The Top Hotspots sidebar ranks state transitions by failure count, making it easy to find the most impactful problems without scanning the full matrix. The top-ranked transitions are the ones where the most simulations failed.
Span Filters
Use the span type filters to include or exclude specific span types from the transition analysis. Wrapper spans — such as conversation, pipeline, transport, and session:* spans — are automatically collapsed and filtered by default, so the heatmap focuses on the meaningful transitions within your agent’s processing logic.
Start with the Failure Rate view to find which transitions are most problematic, then switch to Counts to understand the volume. A transition with a 100% failure rate but only 1 occurrence is less concerning than one with a 30% failure rate across 50 simulations.
Full Example
from opentelemetry.sdk import trace as trace_sdk
from opentelemetry.exporter.otlp.proto.http.trace_exporter import OTLPSpanExporter
from opentelemetry.sdk.trace.export import SimpleSpanProcessor
from opentelemetry.sdk.resources import SERVICE_NAME, Resource
# Configure tracer
resource = Resource.create({SERVICE_NAME: "my-agent"})

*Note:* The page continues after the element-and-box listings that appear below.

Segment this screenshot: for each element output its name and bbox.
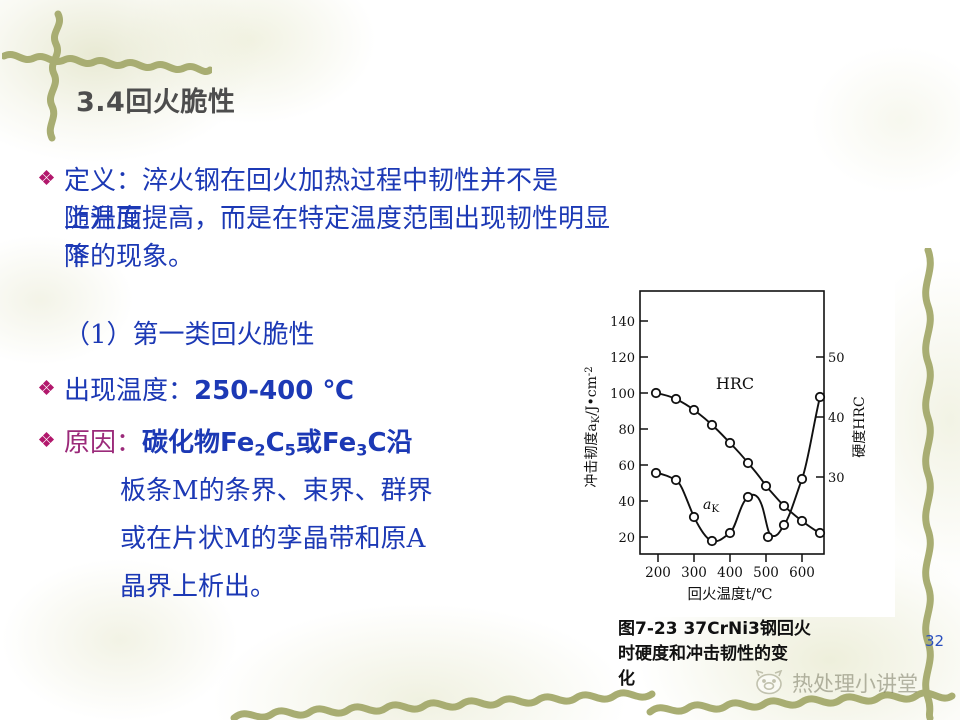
cause-line3: 或在片状M的孪晶带和原A	[120, 520, 590, 558]
watermark: 热处理小讲堂	[752, 668, 918, 698]
y2tick-40: 40	[828, 411, 845, 426]
definition-line3: 降的现象。	[64, 238, 624, 276]
diamond-bullet-icon	[40, 381, 53, 394]
y2-axis-label: 硬度HRC	[852, 396, 868, 457]
hrc-pt-300	[690, 406, 698, 414]
ytick-40: 40	[618, 495, 635, 510]
series-hrc-annotation: HRC	[716, 374, 754, 393]
slide-canvas: 3.4回火脆性 定义：淬火钢在回火加热过程中韧性并不是随温度 上升而提高，而是在…	[0, 0, 960, 720]
ytick-140: 140	[610, 315, 635, 330]
cause-formula-c: 或Fe	[296, 428, 356, 458]
ak-pt-345	[708, 537, 716, 545]
ytick-120: 120	[610, 351, 635, 366]
ak-pt-600	[798, 475, 806, 483]
hrc-pt-400	[726, 439, 734, 447]
decor-cross-squiggle	[2, 4, 212, 144]
cause-formula-a: 碳化物Fe	[142, 428, 254, 458]
hrc-pt-450	[744, 459, 752, 467]
hrc-pt-250	[672, 395, 680, 403]
diamond-bullet-icon	[40, 433, 53, 446]
hrc-pt-650	[816, 529, 824, 537]
definition-label: 定义：	[64, 166, 142, 196]
y-axis-label: 冲击韧度aK/J•cm-2	[584, 366, 602, 487]
hrc-pt-550	[780, 502, 788, 510]
cause-line4: 晶界上析出。	[120, 568, 590, 606]
xtick-400: 400	[717, 565, 743, 581]
ak-pt-505	[764, 533, 772, 541]
y2tick-50: 50	[828, 351, 845, 366]
temperature-label: 出现温度：	[64, 376, 194, 406]
ak-pt-650	[816, 393, 824, 401]
xtick-300: 300	[681, 565, 707, 581]
ak-pt-450	[744, 493, 752, 501]
figure-caption-line2: 时硬度和冲击韧性的变	[618, 642, 918, 667]
hrc-pt-345	[708, 421, 716, 429]
diamond-bullet-icon	[40, 171, 53, 184]
temperature-value: 250-400 ℃	[194, 376, 354, 406]
watermark-text: 热处理小讲堂	[792, 668, 918, 698]
cause-sub-a: 2	[254, 441, 265, 460]
cause-formula-b: C	[266, 428, 285, 458]
ak-pt-550	[780, 521, 788, 529]
ytick-100: 100	[610, 387, 635, 402]
hrc-pt-600	[798, 517, 806, 525]
ytick-60: 60	[618, 459, 635, 474]
page-number: 32	[925, 632, 944, 650]
x-axis-label: 回火温度t/℃	[688, 586, 773, 603]
figure-panel: 140 120 100 80 60 40 20 50 40 30	[572, 277, 895, 617]
cause-sub-c: 3	[356, 441, 367, 460]
xtick-500: 500	[753, 565, 779, 581]
tempering-brittleness-chart: 140 120 100 80 60 40 20 50 40 30	[572, 277, 895, 617]
subheading-first-type: （1）第一类回火脆性	[64, 316, 564, 354]
page-title: 3.4回火脆性	[76, 80, 235, 119]
y2tick-30: 30	[828, 471, 845, 486]
cause-sub-b: 5	[285, 441, 296, 460]
cause-label: 原因：	[64, 428, 142, 458]
ytick-80: 80	[618, 423, 635, 438]
figure-caption-line1: 图7-23 37CrNi3钢回火	[618, 617, 918, 642]
xtick-200: 200	[645, 565, 671, 581]
bullet-occurrence-temperature: 出现温度：250-400 ℃	[40, 372, 580, 410]
cause-line2: 板条M的条界、束界、群界	[120, 472, 590, 510]
xtick-600: 600	[789, 565, 815, 581]
hrc-pt-500	[762, 482, 770, 490]
ak-pt-300	[690, 513, 698, 521]
ak-pt-200	[652, 469, 660, 477]
ytick-20: 20	[618, 531, 635, 546]
ak-pt-250	[672, 476, 680, 484]
ak-pt-400	[726, 529, 734, 537]
cause-formula-d: C沿	[367, 428, 412, 458]
hrc-pt-200	[652, 389, 660, 397]
bullet-cause: 原因：碳化物Fe2C5或Fe3C沿	[40, 424, 600, 470]
pig-face-icon	[752, 670, 786, 696]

provider = trace_sdk.TracerProvider(resource=resource)
exporter = OTLPSpanExporter(
endpoint="https://api.coval.dev/v1/traces",
headers={
"X-API-Key": "<COVAL_API_KEY>",
"X-Simulation-Id": "<simulation_id>",
},
timeout=30,
)
provider.add_span_processor(SimpleSpanProcessor(exporter))
tracer = provider.get_tracer("my-agent")
# Use tracer in agent code
with tracer.start_as_current_span("tool_call") as span:
span.set_attribute("tool.name", "search_database")
result = call_tool()
# Call on agent exit for clean resource teardown.
provider.shutdown()
Using Span Attributes in Custom Metrics
Any numeric span attribute your agent emits can be measured using a Custom Trace Metric (METRIC_CUSTOM_TRACE). This lets you track latency, token counts, or any other numeric value from your traces without writing custom evaluation code.
To create a custom trace metric, specify:
- Span Name — the
span_name of the spans to aggregate (e.g. llm, tts, or any custom span you create)
- Metric Attribute — the span attribute key containing the numeric value (e.g.
metrics.ttfb, token_count)
- Aggregation Method — how to aggregate across turns:
average, median, p90, max, or min
See Create Metric for the full API reference.